THE HORSEMAN ON THE ROOF
DIRECTOR: JEAN-PAUL RAPPENEAU
CINEMATOGRAPHY: THIERRY ARBOGAST
MUSIC: JEAN-CLAUDE PETIT
CAST: Plivier Martinez, Juliette Binoche, Laura Marinoni, Paul Chevillard, Patrick Medioni, Phillipe Guegan
ONE WORD: Nicely done film.
A few directors in France, seem to have taken upon themselves to take up the art of directing -- seriously -- and create films that have the actors as the strong point, and the story, well, maybe still (in these days anyway) valid in some form or another.
In what is another historical perspective story, this one is about the Austrian regime's oppressive manners in Europe after Napoleon went down. Many lords, and well to do people, specially in Italy, had to run away, as they became the political targets. To this end, many people assumed underground identities, and many were hunted all over Europe. Some succeeded, and some failed. This story, however romanticized, is one of those, while also adding a love story to the midst.
In the process of running from various Austrian agents that are chasing him, and probably others, Angelo bumps into Pauline, whose family has also been affected by the whole thing. And they become friends and help each other on various occasions, and are able to make it for a period of time, until they at least know that three agents that are after them are dead. While their adventure continues, they are becoming in love, although the younger Angelo is shy and proper, and Pauline is married. She finally reveals that she is married to a man 40 years older than she. By that time, he has already decided to get her home to her family first, in Italy. He does so.

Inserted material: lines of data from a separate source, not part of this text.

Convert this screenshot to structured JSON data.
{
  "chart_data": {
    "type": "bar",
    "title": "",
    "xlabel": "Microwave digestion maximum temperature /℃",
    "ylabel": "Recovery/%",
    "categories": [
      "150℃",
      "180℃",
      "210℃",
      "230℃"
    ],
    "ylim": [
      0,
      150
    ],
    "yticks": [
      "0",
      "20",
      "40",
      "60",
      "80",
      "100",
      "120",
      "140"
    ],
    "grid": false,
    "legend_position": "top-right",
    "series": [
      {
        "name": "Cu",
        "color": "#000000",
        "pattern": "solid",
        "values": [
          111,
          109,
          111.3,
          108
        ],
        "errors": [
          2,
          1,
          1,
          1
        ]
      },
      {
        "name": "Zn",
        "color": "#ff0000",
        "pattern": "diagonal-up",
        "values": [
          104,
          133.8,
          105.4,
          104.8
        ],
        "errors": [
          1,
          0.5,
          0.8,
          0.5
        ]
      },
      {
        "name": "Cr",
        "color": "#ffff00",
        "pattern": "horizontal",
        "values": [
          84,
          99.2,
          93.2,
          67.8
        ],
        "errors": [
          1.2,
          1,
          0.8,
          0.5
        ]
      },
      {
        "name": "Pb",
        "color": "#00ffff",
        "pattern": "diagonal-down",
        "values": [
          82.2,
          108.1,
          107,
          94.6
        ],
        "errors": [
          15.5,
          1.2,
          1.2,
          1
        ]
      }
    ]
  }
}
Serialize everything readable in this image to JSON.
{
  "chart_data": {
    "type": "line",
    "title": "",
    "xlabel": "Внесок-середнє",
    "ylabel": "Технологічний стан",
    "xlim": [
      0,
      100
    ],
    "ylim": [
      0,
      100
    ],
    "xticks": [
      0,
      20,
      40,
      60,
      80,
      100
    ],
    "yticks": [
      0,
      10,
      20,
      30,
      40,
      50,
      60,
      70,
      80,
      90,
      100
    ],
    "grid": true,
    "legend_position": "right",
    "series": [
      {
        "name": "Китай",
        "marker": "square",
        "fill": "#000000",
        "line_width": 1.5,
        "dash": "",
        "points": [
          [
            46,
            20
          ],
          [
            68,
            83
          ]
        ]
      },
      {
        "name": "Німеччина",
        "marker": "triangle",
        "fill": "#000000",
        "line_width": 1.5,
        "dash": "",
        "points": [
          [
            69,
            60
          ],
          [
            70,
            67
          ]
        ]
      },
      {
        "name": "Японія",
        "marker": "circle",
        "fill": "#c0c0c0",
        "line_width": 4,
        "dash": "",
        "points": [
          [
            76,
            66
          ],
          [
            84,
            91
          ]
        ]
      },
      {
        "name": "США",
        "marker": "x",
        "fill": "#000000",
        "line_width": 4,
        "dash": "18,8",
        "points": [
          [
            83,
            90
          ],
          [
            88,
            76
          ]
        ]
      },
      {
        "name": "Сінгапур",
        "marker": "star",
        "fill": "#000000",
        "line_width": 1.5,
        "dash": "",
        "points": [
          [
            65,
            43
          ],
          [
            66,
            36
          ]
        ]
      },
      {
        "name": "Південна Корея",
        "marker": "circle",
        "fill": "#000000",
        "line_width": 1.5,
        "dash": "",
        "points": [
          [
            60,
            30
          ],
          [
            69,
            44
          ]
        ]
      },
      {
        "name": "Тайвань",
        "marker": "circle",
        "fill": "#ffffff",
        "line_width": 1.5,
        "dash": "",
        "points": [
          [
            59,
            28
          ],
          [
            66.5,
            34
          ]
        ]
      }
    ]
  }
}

But the elder husband of Pauline realizes that his wife falling in love for a younger man is to be expected, and he allows her to leave for him, where the film ends.
It is either a nice romantic novel, or a film that says little, except that two people help each other survive until the rest of their feelings take over.. however, this beautifully photographed film with sumptuous clothing and music, plods along, in a fashion that is not fast paced, but it does not seem to be an issue, somehow it seems right. It's hard to feel bored in this film, unless one is addicted to steroid films. And it is softly, gently, and directed in a manner that reminds us of the Claude Berri's opus works, with lots of patience, and lots of moments in between the main characters to keep our attention.
Both leads, Martinez and Binoche, are very good, despite the obvious, that she is much older than him. One might have liked to see a younger woman in the role, but to have two volatile young people may have made the film not as good as this one. These are not star crossed lovers in the hunt for a moment of their own... they just happen to get close enough to make a go of what they have been through which is not easy, or fun while it is happening and eventually it does.
This film is very much like a lot of French films at the time of the mid nineties. They may not have the technical delights of a Hollywood thriller, but they do have the beauty and design, and the care, to make the film stand out. And it is a very nice story, that even sheds a little light on another of Europe's many historical eras, which might be enjoyed and appreciated some. History tends to hide "the people", and in films like this, you can see it.